Ta’wil

Tanya:
Apakah boleh ayat-ayat quran dita’wilkan, yakni dialihkan maknanya  ke makna lain. Kalau boleh siapakah yang berhak menta’wilkan itu?
Jawaban:
Boleh saja, kalau dibutuhkan.
Yang berhak menta’wilkan itu adalah :
Quran juga,karena Quran itu tafsir-mentafsirkan antara satu ayat dengan ayat yang lain.
Nabi Muhammad Saw, karena beliau diutus oleh Tuhan, selain menyampaikan risalah kerasulan, juga diberi tugas untuk menafsirkan, menta’wilkan dan menjelaskan arti dan maksud ayat-ayat Quran itu yang sesuai dengan tujuan Tuhan yang sebenarnya.

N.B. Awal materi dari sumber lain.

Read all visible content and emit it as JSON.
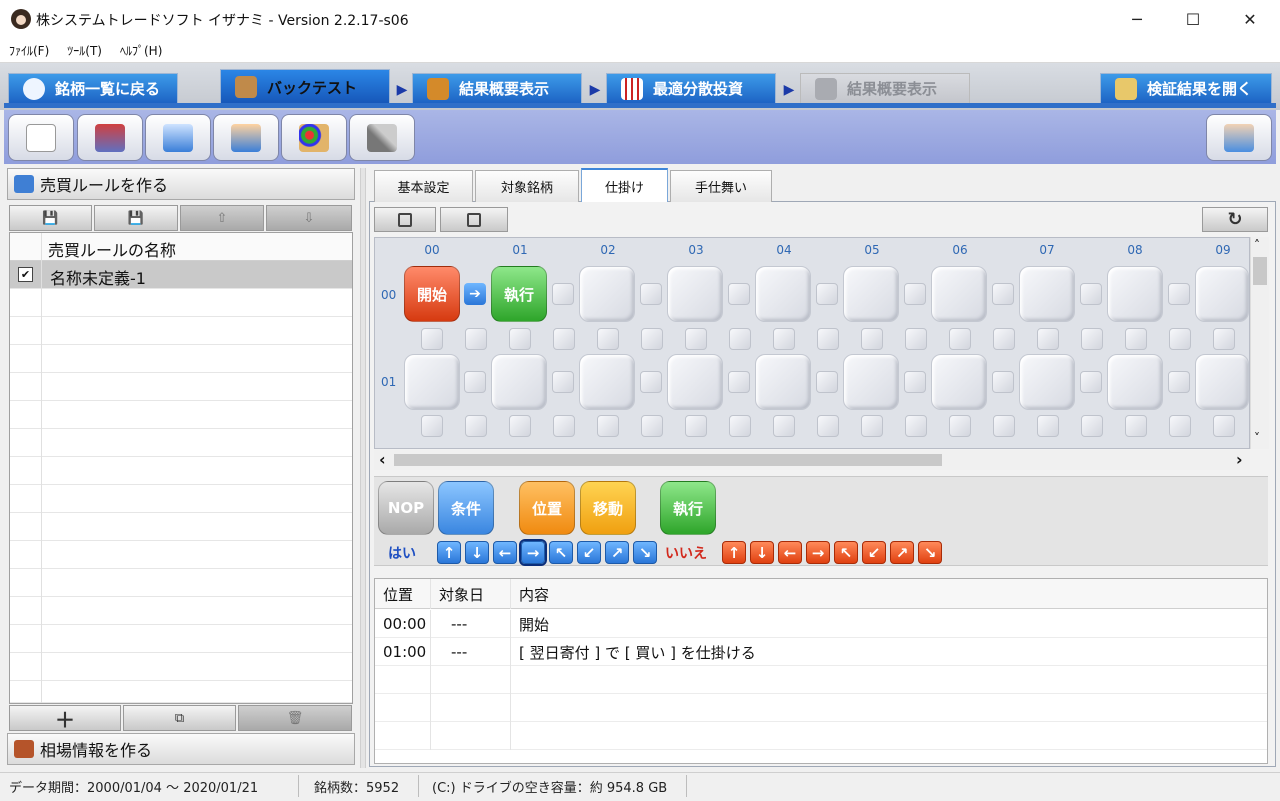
{
  "window": {
    "title": "株システムトレードソフト イザナミ - Version 2.2.17-s06",
    "minimize_glyph": "─",
    "maximize_glyph": "☐",
    "close_glyph": "✕"
  },
  "menu": [
    "ﾌｧｲﾙ(F)",
    "ﾂｰﾙ(T)",
    "ﾍﾙﾌﾟ(H)"
  ],
  "main_tabs": {
    "back": "銘柄一覧に戻る",
    "backtest": "バックテスト",
    "summary1": "結果概要表示",
    "portfolio": "最適分散投資",
    "summary2": "結果概要表示",
    "open_result": "検証結果を開く",
    "arrow_glyph": "▶"
  },
  "toolbar_icons": [
    "new-document-icon",
    "toolbox-icon",
    "export-icon",
    "import-icon",
    "palette-icon",
    "tools-icon",
    "hand-icon"
  ],
  "left": {
    "rule_header": "売買ルールを作る",
    "save_glyph": "💾",
    "up_glyph": "⇧",
    "down_glyph": "⇩",
    "column_header": "売買ルールの名称",
    "rules": [
      {
        "checked": true,
        "check_glyph": "✔",
        "name": "名称未定義-1"
      }
    ],
    "add_glyph": "＋",
    "copy_glyph": "⧉",
    "delete_glyph": "🗑",
    "market_header": "相場情報を作る"
  },
  "sub_tabs": [
    "基本設定",
    "対象銘柄",
    "仕掛け",
    "手仕舞い"
  ],
  "active_sub_tab": 2,
  "editor": {
    "refresh_glyph": "↻",
    "col_headers": [
      "00",
      "01",
      "02",
      "03",
      "04",
      "05",
      "06",
      "07",
      "08",
      "09"
    ],
    "row_headers": [
      "00",
      "01"
    ],
    "blocks": {
      "start": "開始",
      "execute": "執行",
      "link_arrow": "➔"
    },
    "scroll_left": "‹",
    "scroll_right": "›",
    "scroll_up": "˄",
    "scroll_down": "˅"
  },
  "palette": {
    "nop": "NOP",
    "cond": "条件",
    "position": "位置",
    "move": "移動",
    "execute": "執行",
    "yes": "はい",
    "no": "いいえ",
    "arrows": [
      "↑",
      "↓",
      "←",
      "→",
      "↖",
      "↙",
      "↗",
      "↘"
    ]
  },
  "detail": {
    "headers": [
      "位置",
      "対象日",
      "内容"
    ],
    "rows": [
      {
        "pos": "00:00",
        "date": "---",
        "content": "開始"
      },
      {
        "pos": "01:00",
        "date": "---",
        "content": "[ 翌日寄付 ] で [ 買い ] を仕掛ける"
      }
    ]
  },
  "status": {
    "period": "データ期間：2000/01/04 〜 2020/01/21",
    "count": "銘柄数：5952",
    "disk": "(C:) ドライブの空き容量：約 954.8 GB"
  }
}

Para sahabat nabi,yaitu orng-orang yang dekat kepada nabi, yang tahu sebab-sebab turunnya ayat-ayat, tahu maksud ayat sebenarnya yang ditermanya dari nabi, tahu kapan ayat-ayat itu diturunkan, malam atau siang, dimana ayat-ayat diturunkan di Mekah atau di Madinah, tahu bahasa Arab yang murni yang mana Quran diturunkan dalam bahasa itu.
Para sahabat yang terkemukan dalam menafsirkan quran adalah : Ali bin Abi Thalib, Abdullah bin ‘abas (ibnu ‘abbas), Anas bin Malik, Abdullah bin Mas’ud (ibnu mas’ud), Ubai bin Ka’ab, Zaid bin Tsabit, Abdullah bin Umar (Ibnu Umar), Abdullah bin ‘Amr, Siti ‘Aisyah Ummul mu’minin, dan lain-lain, Radhiyallahu’anhum ajma’in.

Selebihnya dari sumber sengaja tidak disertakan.